In North Carolina, the growth of college-educated, high-income voting areas has helped move the state toward the Democratic column. The state's large African-American population gives Obama an extra demographic boost that could make the difference on Election Day.
"Wake was very marginally Republican in 2004," Towery said. "[Obama] carried it almost 2-1 over Hillary Clinton, and that is because it's located in the Research Triangle and it has basically the sort of demographics you would expect to see for the profile that Obama does well in."
Even outside the Research Triangle, though, North Carolina has drifted toward the Democrats this year, with Obama establishing a narrow lead in most statewide polling and Democratic Senate candidate Kay Hagan, a state legislator, locked in a tight race with GOP Sen. Elizabeth Dole, who is seeking reelection to a second term.
Where the other Politico/InsiderAdvantage county-level polls showed similar results to statewide polling, only in Jefferson County did the result - a razor-thin edge for McCain - clash with the results of recent state-level surveys. An InsiderAdvantage poll released last week showed Obama ahead in Colorado, 51-45 percent.
McCain's lead in Jefferson, Towery said, was in part an expression of the county's Republican lean. Forty percent of Jefferson County voters identify as Republicans, with just 28 percent calling themselves Democrats.

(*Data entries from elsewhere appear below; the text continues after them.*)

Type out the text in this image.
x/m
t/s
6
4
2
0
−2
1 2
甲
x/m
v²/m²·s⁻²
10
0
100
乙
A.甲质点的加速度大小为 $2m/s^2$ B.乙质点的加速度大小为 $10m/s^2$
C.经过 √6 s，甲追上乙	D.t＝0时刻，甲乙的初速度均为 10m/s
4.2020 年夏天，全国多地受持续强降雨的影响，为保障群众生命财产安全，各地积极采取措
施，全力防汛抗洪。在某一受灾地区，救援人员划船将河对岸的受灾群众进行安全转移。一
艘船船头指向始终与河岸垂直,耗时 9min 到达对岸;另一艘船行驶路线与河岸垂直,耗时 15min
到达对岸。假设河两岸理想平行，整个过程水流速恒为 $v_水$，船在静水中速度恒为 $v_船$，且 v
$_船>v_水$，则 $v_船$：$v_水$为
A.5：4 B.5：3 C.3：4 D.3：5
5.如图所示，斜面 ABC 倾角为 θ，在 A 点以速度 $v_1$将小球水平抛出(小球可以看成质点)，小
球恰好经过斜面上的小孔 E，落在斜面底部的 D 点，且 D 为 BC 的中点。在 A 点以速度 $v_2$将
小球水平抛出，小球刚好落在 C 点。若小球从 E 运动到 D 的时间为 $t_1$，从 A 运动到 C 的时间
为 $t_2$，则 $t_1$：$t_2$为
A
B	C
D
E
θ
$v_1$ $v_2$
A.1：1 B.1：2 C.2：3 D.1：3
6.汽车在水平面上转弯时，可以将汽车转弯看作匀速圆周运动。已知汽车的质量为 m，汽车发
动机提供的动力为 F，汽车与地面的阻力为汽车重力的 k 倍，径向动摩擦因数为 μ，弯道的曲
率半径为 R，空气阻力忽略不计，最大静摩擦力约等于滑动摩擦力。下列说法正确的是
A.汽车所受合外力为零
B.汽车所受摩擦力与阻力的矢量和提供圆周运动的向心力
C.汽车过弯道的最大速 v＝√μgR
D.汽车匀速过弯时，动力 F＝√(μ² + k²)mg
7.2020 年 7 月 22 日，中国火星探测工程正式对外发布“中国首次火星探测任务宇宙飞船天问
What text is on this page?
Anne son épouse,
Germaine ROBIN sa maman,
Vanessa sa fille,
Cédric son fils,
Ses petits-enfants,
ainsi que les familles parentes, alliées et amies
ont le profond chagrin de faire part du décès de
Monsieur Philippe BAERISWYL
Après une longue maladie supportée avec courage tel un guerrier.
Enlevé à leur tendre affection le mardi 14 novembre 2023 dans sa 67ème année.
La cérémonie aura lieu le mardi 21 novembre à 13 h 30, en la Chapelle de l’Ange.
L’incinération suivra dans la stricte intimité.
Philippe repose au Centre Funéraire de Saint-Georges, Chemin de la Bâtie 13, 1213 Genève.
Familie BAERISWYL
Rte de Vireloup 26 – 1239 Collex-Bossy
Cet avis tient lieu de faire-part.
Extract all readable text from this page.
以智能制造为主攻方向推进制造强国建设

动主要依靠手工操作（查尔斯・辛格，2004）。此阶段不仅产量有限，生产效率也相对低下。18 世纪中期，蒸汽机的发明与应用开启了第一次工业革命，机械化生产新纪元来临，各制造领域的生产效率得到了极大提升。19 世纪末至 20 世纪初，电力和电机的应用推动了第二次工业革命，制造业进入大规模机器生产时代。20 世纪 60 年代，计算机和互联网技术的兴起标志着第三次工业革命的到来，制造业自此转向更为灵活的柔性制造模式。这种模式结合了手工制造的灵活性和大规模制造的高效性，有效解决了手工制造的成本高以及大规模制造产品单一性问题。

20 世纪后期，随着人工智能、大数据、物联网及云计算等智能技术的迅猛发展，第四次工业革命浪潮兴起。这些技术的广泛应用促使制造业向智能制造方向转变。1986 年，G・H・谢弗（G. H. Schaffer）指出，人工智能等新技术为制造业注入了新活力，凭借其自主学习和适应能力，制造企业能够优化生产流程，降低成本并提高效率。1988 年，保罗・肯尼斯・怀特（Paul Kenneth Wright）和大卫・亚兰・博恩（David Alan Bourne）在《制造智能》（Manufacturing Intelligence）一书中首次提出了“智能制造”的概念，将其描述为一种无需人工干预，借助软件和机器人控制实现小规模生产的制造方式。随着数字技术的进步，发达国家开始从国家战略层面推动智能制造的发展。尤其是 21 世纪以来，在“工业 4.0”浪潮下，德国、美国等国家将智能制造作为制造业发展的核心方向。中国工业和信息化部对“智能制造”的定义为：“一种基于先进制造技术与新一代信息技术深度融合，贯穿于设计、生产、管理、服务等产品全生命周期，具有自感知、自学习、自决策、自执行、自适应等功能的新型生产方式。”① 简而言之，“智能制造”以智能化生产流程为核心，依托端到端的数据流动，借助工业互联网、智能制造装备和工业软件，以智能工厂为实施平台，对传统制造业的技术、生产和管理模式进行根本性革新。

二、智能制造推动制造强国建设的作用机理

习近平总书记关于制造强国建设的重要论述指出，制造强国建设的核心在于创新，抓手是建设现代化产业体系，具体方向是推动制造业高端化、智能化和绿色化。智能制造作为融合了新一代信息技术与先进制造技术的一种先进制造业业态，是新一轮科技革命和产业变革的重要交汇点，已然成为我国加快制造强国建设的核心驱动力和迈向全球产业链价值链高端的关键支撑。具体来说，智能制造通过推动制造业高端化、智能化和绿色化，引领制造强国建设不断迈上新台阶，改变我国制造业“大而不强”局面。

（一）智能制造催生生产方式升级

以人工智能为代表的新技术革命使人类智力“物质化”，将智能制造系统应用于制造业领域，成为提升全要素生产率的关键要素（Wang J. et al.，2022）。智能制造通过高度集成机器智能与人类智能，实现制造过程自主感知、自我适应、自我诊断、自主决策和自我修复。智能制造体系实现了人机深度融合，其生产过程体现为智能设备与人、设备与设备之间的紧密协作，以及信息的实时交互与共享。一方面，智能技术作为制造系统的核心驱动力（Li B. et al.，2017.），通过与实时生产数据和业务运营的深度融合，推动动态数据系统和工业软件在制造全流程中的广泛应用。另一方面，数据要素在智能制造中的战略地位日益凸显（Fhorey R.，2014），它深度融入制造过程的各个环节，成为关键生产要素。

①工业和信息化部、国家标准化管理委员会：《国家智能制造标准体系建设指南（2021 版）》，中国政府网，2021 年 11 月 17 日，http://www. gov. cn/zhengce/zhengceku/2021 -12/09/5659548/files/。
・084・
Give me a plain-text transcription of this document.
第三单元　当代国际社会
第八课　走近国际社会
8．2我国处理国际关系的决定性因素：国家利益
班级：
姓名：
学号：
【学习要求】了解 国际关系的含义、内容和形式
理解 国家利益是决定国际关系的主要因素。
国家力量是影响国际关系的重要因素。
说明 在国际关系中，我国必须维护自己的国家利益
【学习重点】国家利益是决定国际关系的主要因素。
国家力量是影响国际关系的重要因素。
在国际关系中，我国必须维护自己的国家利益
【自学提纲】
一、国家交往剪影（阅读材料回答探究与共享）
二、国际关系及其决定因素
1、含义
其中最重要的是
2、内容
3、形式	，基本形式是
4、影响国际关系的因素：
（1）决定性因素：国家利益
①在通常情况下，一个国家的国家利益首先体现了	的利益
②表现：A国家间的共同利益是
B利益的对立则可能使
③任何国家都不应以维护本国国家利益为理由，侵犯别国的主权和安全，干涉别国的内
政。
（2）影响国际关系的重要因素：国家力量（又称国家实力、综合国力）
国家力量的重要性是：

But even in spite of this identification edge, and the county's Republican voting history, Obama is competitive there thanks to strong support among independents, who favor him by a 48-30 percent margin.
Among the bellwether counties surveyed, there is still some promise for McCain. While Obama is leading or tied in these places, his strength is based on support among groups that would typically vote Republican - and who might be easier for McCain to take back. In theory, McCain should have an easier time winning over male voters or white independents than women voters or Hispanics.
"If somehow John McCain should pull something off that turns things around," Towery said, or if the markets find steadier footing, "then there is the possibility that McCain's numbers could start to tick up."
For now, though, this snapshot of four of the country's most competitive counties shows Obama peeling off voters who once made these areas reliably Republican in presidential elections and exploiting political and demographic trends that were already sending these counties in his direction.
The Politico/InsiderAdvantage telephone surveys in Jefferson County and Hillsborough County were conducted Oct. 12. The Hillsborough survey included 638 likely voters, with a margin of error of plus or minus 3.8 percent.The Jefferson survey included 408 likely voters, with a margin of error of plus or minus 5 percent.
The Politico/InsiderAdvantage telephone surveys in Wake County and Washoe County were conducted Oct. 9. The Wake survey included 646 likely voters, with a margin of error of plus or minus 3.7 percent. The Washoe survey included 586 likely voters, with a margin of error of plus or minus 4 percent.